A photon is a point-sized particle whose position is described by an extended, wave packet-shaped probability distribution. This means that there is a degree of limited information in the position, which stands at a trade-off relationship with the information in the momentum, so that if you have a situation in which you can attribute full information to the momentum, there must be zero information in the position, i.e. what you are talking about with a wave plane. If, however, you admit partial information about both, you can have a localized wave packet, but interestingly, inevitably it can never be perfectly localized, i.e. there must always be some "variance" in the position distribution.
This is the part that is often missed in these "is it a particle or a wave/field/etc." back-and-forths: position is a relationship of an object versus other objects or else to a fictitious coordinate grid. It is not the same as shape of that object. In fact, we can apply quantum mechanics to hypothetical hard spheres just as we can apply Newtonian mechanics to them, though there's no evidence real-life particles are, in fact, hard spheres of a finite size.
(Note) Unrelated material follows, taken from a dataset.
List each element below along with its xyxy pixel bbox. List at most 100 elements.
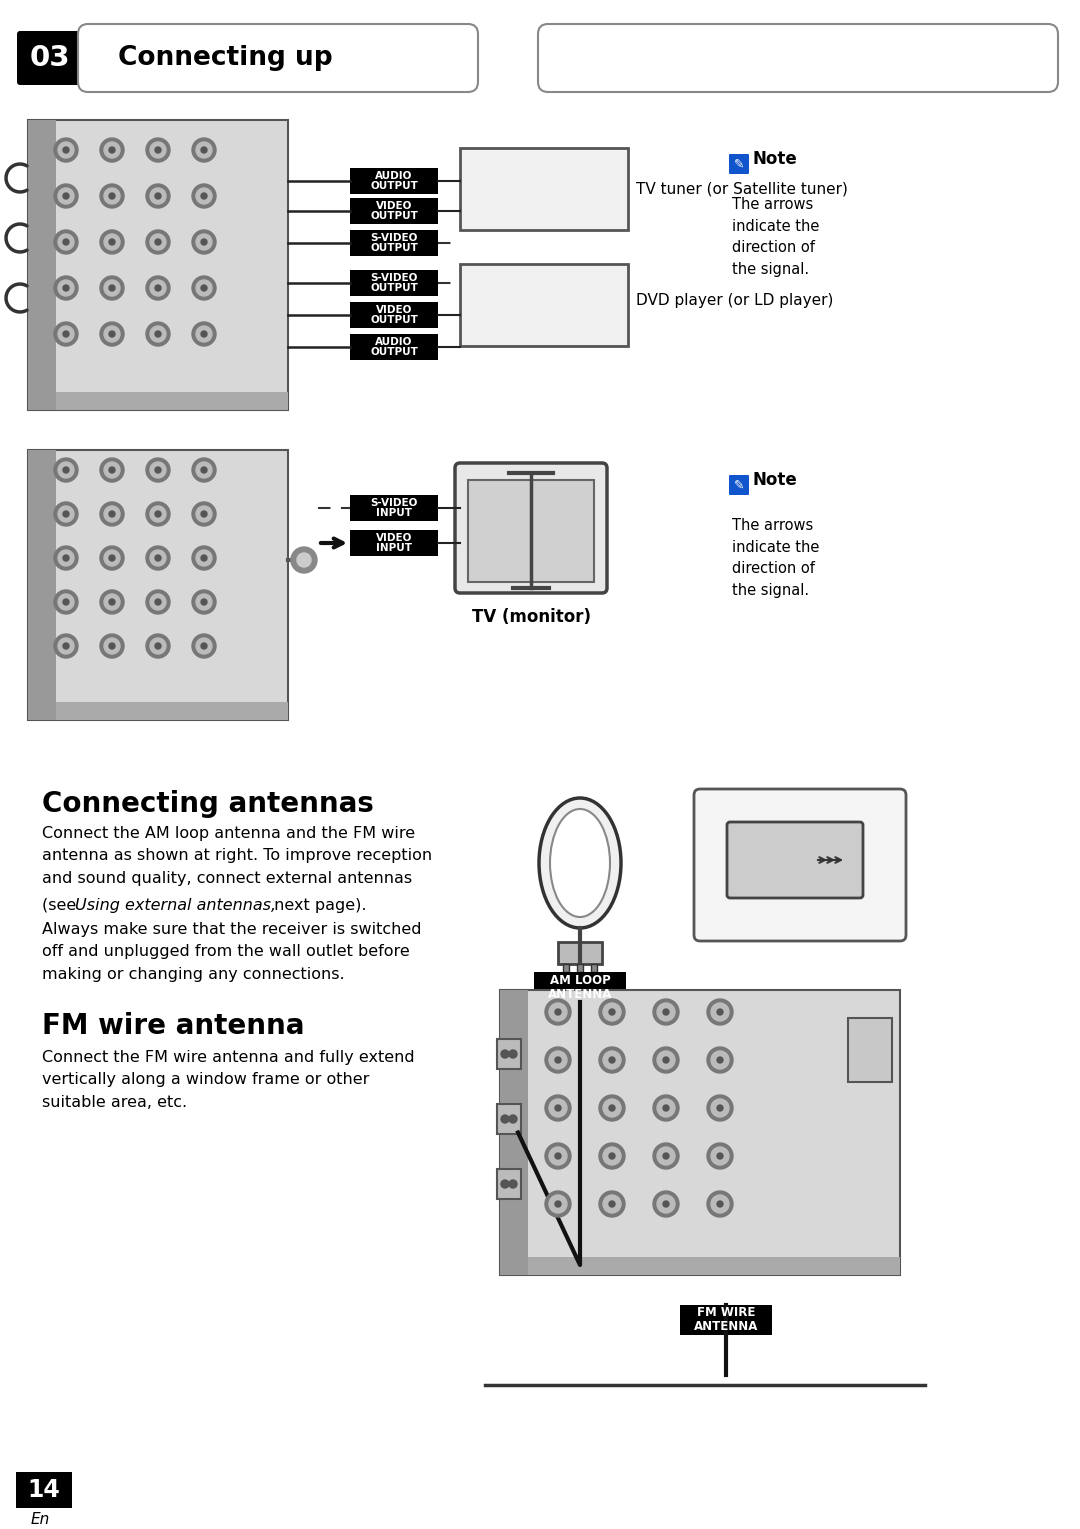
Circle shape (195, 550, 212, 566)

And what happens is the information describing this relationship becomes restricted in quantum mechanics.
In terms of the EM field, you can think of it as like a single point where the E/B field is not definitely zero, but the spatial location of this point is underdetermined in the same way that the position of a particle in ordinary QM is underdetermined. That is, the EM field for a 1-photon state is a superposition of configurations with a single excited point, weighted by the probability requirements corresponding to the photon position-space wave function.
The impossibility of perfect localization can be understood by comparing to the analogous situation with a "phonon" (note the "n") in a finite crystal lattice. A phonon is to sound what photons are to light, hence the name (as in "telephone", or "phonograph", and the like). There, one can derive that, specifically when the lattice is finite, while one can construct pointlike excitations of arbitrarily good positional localization, they only "count", in the sense that the number operator "recognizes" them as single-phonon states, as single phonons so long as you don't make them "too localized", which basically means you don't add up too many Fourier modes (how many you can add up depends on the lattice size, with more naturally becoming possible the larger the lattice gets and thus "approximates infinity") to make the $\psi_x$ wave packet that you're talking about. And in this paper:
https://arxiv.org/abs/math-ph/0607044
it is described how that for relativistic quantum fields, which the EM field is an example of, the situation is directly analogous to the finite crystal lattice case. In effect, try to localize a phonon or photon "too well", and it transforms into multiple phonons or photons or, even more accurately, a fuzzy (in the same sense of lacking information as in the position) amount of such.
Indeed, this doesn't just apply to photons, but to all relativistic particles including even electrons, where the scale of maximal localization is the Compton wavelength, $\frac{h}{mc}$, about 2.4 pm for an electron (compare against the diameter of a $\mathrm{H}$ atom, about 106 pm). Note again, this is not the "size" of the electron, only the scale of maximal compression of the wave function of position, or if you like, the absolute maximum amount of "precision" that can be put into the position "variable". The shape or avatar of the electron is unchanged.